Secondo l'analisi del FMI, il modello economico cinese è intrappolato in un classico vicolo cieco. Lo Stato ha dovuto effettuare massicci investimenti eccessivi per garantire la crescita economica. Ciò ha portato a una sovraccapacità produttiva in quasi tutti i settori prioritari. Questa sovraccapacità esercita una pressione al ribasso sui prezzi e riduce la redditività. Senza ulteriori sussidi, questi settori non sarebbero redditizi. Con ulteriori sussidi, l'onere del debito aumenta mentre la produttività complessiva dei fattori diminuisce. È un sistema che richiede costantemente una maggiore spesa pubblica per mantenere l'illusione di efficienza.

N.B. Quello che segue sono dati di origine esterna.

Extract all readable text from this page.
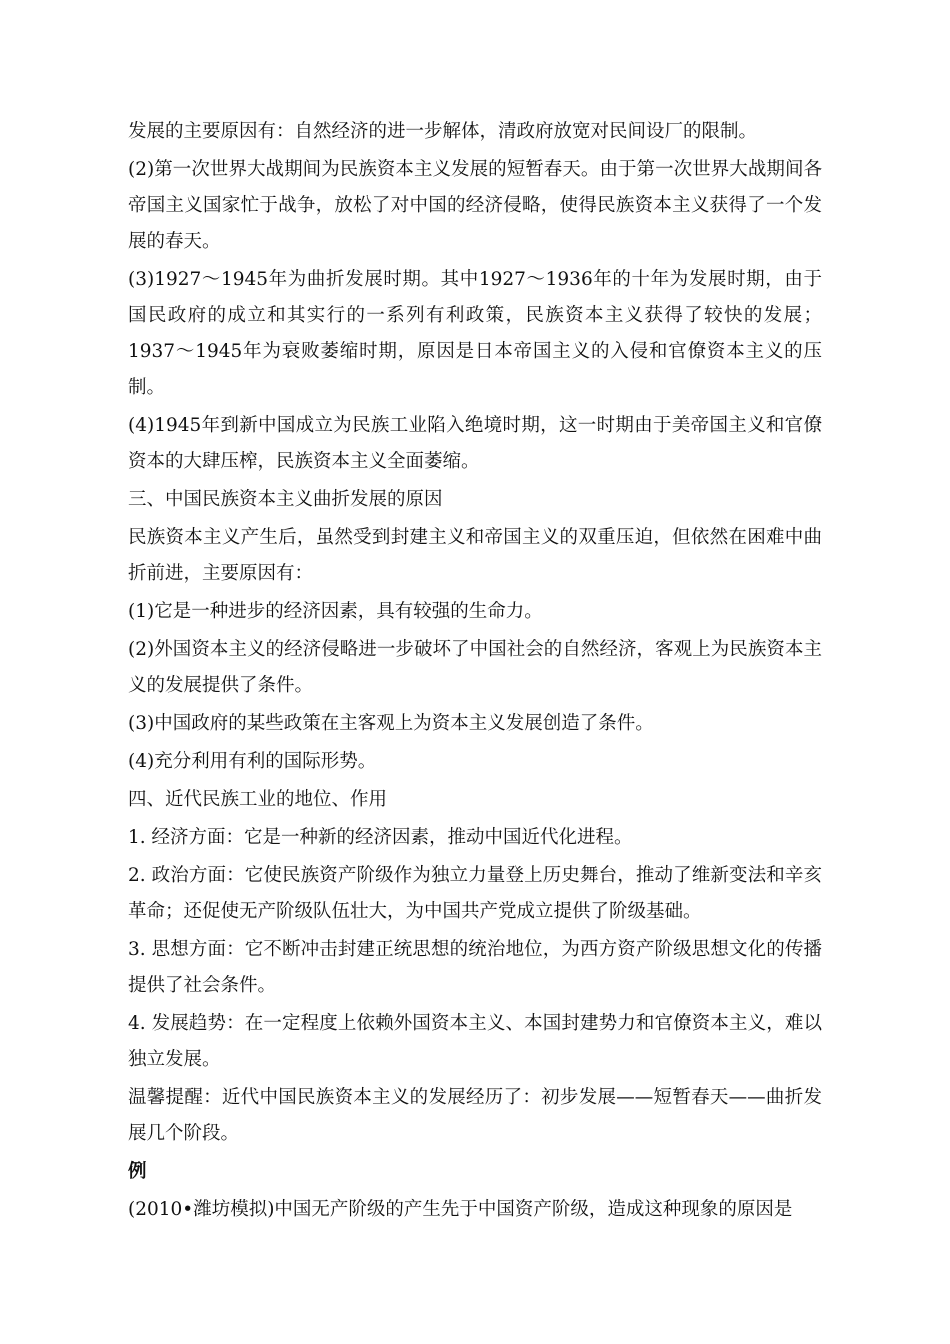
发展的主要原因有：自然经济的进一步解体，清政府放宽对民间设厂的限制。

(2)第一次世界大战期间为民族资本主义发展的短暂春天。由于第一次世界大战期间各帝国主义国家忙于战争，放松了对中国的经济侵略，使得民族资本主义获得了一个发展的春天。

(3)1927～1945年为曲折发展时期。其中1927～1936年的十年为发展时期，由于国民政府的成立和其实行的一系列有利政策，民族资本主义获得了较快的发展；1937～1945年为衰败萎缩时期，原因是日本帝国主义的入侵和官僚资本主义的压制。

(4)1945年到新中国成立为民族工业陷入绝境时期，这一时期由于美帝国主义和官僚资本的大肆压榨，民族资本主义全面萎缩。

三、中国民族资本主义曲折发展的原因

民族资本主义产生后，虽然受到封建主义和帝国主义的双重压迫，但依然在困难中曲折前进，主要原因有：

(1)它是一种进步的经济因素，具有较强的生命力。

(2)外国资本主义的经济侵略进一步破坏了中国社会的自然经济，客观上为民族资本主义的发展提供了条件。

(3)中国政府的某些政策在主客观上为资本主义发展创造了条件。

(4)充分利用有利的国际形势。

四、近代民族工业的地位、作用

1. 经济方面：它是一种新的经济因素，推动中国近代化进程。

2. 政治方面：它使民族资产阶级作为独立力量登上历史舞台，推动了维新变法和辛亥革命；还促使无产阶级队伍壮大，为中国共产党成立提供了阶级基础。

3. 思想方面：它不断冲击封建正统思想的统治地位，为西方资产阶级思想文化的传播提供了社会条件。

4. 发展趋势：在一定程度上依赖外国资本主义、本国封建势力和官僚资本主义，难以独立发展。

温馨提醒：近代中国民族资本主义的发展经历了：初步发展——短暂春天——曲折发展几个阶段。

例

(2010•潍坊模拟)中国无产阶级的产生先于中国资产阶级，造成这种现象的原因是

Questo rende Weijian Shan un'autorità contraddittoria. Ha ragione nel sostenere che la produttività della Cina è superiore a quanto suggeriscano le statistiche occidentali. Tuttavia, questa non è la prova di un modello di successo, bensì di un sistema di cattiva allocazione delle risorse artificialmente sostenuto dall'esterno. Il prezzo di questa vitalità artificiale è pagato dall'economia nel suo complesso. Lo Stato dirotta i capitali verso settori redditizi, con conseguente calo dell'efficienza complessiva. I lavoratori che operano in questi settori sovvenzionati potrebbero essere impiegati in modo più produttivo. Le risorse sprecate per eccesso di capacità produttiva potrebbero finanziare l'istruzione, l'innovazione autentica o le infrastrutture. Invece, si crea un sistema di distorsione economica permanente.

Ciò trasforma il dibattito sulla produttività cinese in un dibattito sui limiti dell'intervento statale. Esiste un punto oltre il quale un maggiore intervento pubblico non porta più a una maggiore crescita, ma piuttosto a una minore. La Cina ha da tempo superato questa soglia. Il risultato è un'economia che produce enormi quantità ma deve consumare quantità sempre maggiori di capitale per farlo. Il calo dei rendimenti è innegabile. La produttività totale dei fattori della Cina sta crescendo più lentamente di prima, nonostante gli investimenti siano in aumento. Il sistema sta perdendo la sua coerenza interna.

Weijian Shan voleva risolvere il paradosso della produttività. Il FMI dimostra che non è stato risolto, ma che esiste nella realtà. I ​​lavoratori cinesi producono un'elevata quantità di beni, ma operano all'interno di un sistema che confonde la performance con il denaro e identifica la produzione con la redditività economica. I numeri migliorano, ma le bollette peggiorano. Questa è la vera storia dietro la produttività cinese.